I have two shots of a group of 12 people. One shot has 10 good faces, and two bad ones. Those same two people look great in the other picture. So I want to copy the two good faces from one picture to the other picture. The two pix are almost identical in exposure and composition.

Anyone want to give me a hint to get started on this?

Thanks!

Ron
 

Asher Kelman

OPF Owner/Editor-in-Chief
Post the images and we'll work it out together.

How fast do you need this? Is it for client delivery or can we do it at ease?

Asher
 

John_Nevill

New member
Ron,

Just paste one group image as a layer onto the other, select both layers and hit align photo. CS3 will then rotate and and overlay one on the other, all you need to do is add a mask and paint in the blink free parts using a soft brush.
 

ron_hiner

New member
sample images

Here we go...
team_1.jpg
team_1.jpg

team_2.jpg
team_2.jpg

team_3.jpg
team_3.jpg

I guess the challenge is to pick the best picture, then pick better faces from the other two shots.

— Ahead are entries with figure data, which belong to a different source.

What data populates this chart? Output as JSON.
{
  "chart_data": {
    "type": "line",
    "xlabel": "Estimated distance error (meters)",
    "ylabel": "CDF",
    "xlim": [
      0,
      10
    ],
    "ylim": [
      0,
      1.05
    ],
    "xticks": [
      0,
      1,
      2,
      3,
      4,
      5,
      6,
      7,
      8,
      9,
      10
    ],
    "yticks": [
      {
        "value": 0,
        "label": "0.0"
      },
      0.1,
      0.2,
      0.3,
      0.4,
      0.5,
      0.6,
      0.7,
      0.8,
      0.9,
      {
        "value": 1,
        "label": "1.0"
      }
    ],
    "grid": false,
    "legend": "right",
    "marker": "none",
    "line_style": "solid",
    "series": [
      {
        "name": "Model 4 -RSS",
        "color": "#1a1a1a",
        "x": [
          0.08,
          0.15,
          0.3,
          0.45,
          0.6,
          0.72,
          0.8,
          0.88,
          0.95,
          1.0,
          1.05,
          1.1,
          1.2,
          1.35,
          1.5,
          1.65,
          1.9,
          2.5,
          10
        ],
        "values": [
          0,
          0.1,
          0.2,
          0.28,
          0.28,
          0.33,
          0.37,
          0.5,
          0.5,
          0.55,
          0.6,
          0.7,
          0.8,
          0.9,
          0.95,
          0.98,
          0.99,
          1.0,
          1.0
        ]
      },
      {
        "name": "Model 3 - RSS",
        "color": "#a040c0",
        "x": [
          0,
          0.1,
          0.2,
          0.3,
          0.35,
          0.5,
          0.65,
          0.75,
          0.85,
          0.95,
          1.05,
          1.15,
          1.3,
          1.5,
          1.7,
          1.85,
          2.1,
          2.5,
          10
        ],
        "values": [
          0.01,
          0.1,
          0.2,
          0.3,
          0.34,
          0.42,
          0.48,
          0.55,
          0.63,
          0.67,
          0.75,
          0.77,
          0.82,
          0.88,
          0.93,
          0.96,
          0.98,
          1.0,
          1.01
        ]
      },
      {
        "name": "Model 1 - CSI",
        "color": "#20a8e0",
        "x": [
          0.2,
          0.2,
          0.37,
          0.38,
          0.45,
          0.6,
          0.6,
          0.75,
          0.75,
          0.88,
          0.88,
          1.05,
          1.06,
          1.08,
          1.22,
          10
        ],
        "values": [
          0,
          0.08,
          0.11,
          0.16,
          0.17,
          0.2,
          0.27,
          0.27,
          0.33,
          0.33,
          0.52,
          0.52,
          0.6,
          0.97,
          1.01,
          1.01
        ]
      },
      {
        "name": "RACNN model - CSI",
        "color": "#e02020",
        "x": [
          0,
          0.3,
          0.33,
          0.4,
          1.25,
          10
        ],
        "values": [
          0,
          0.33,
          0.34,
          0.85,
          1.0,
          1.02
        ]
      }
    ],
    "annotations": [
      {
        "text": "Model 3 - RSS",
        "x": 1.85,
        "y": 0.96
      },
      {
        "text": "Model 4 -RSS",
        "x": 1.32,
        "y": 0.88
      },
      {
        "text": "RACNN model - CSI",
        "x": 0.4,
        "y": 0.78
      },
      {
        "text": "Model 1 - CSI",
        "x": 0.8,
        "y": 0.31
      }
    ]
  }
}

I get called upon to do these group shots all the time... and its very rare that I get a shot with all great facial expressions. In this series I love the big laughter from the girl on the left in team_2, but there isn't much else to like about that shot.

thanks all!

Ron

P.S. This is for fun... no paying clients involved. Good thing too... I'm kicking myself for thinking I'd get a good sharp group shot with a 1.4 lens opening.
 

Asher Kelman

OPF Owner/Editor-in-Chief
Ron,

I Liked Team 1 so I placed it over Team 3.

Method

Change opacity of layer 1 to 50% to make it semi-transparent. Align head of girl on upper right at lower border of chin


Select the head at the hair and below the chin and feather 4 pixels


Ron_Hiner_Orig_Selection.jpg



Then cut the selected area out to reveal the happy face below! Then flatten, add slight S-curve, sharpen a tad and voila


Team1headfrom2.jpg


Asher
 

ron_hiner

New member
Nice Asher! I tried John's approach... I copied each image to one file as different layers. Then I auto-aligned the layers. Then put the one that needed the least work at the bottom. Then I added layer masks to the other two and just painted through with white and black. Using the rubylith key (backslash) helped a lot to see where I was going.
I found that I needed to move the masked layers around a bit to get patterns right on the swimsuits.
Here's my results.
team_composite.jpg



I've done this with my 900px wide jpg files. I think I know enough about it now to try with the big files.
 
Last edited:

Asher Kelman

OPF Owner/Editor-in-Chief
Clayton,

Try my method too as it is probably simpler and faster with less fiddling. The idea is to do the least to deliver a good image. If it comes to matching swim suits, I'd step back a bit. Of course, it all depends on how much time one has. In general, I'd make sure I got the picture right in the first place and try to find an image with the least correction needed. This is one of the benefits of having a photo technician putting the images up on a screeen sp you can check that all the eyes are open, no one is holding a tissue etc.

Doing this work on someone else's pictures or assembling a collage is another matter! :)

My $0.02 :)

Asher
 

ron_hiner

New member
s-curve

Asher -- can you post a screen shot of what your S-curve looks like? The difference in color is dramatic!

Ron
 

Asher Kelman

OPF Owner/Editor-in-Chief
Hi Ron,

I flattened the file already! Let me leave that for someone else for now, I'm sleepy, LOL!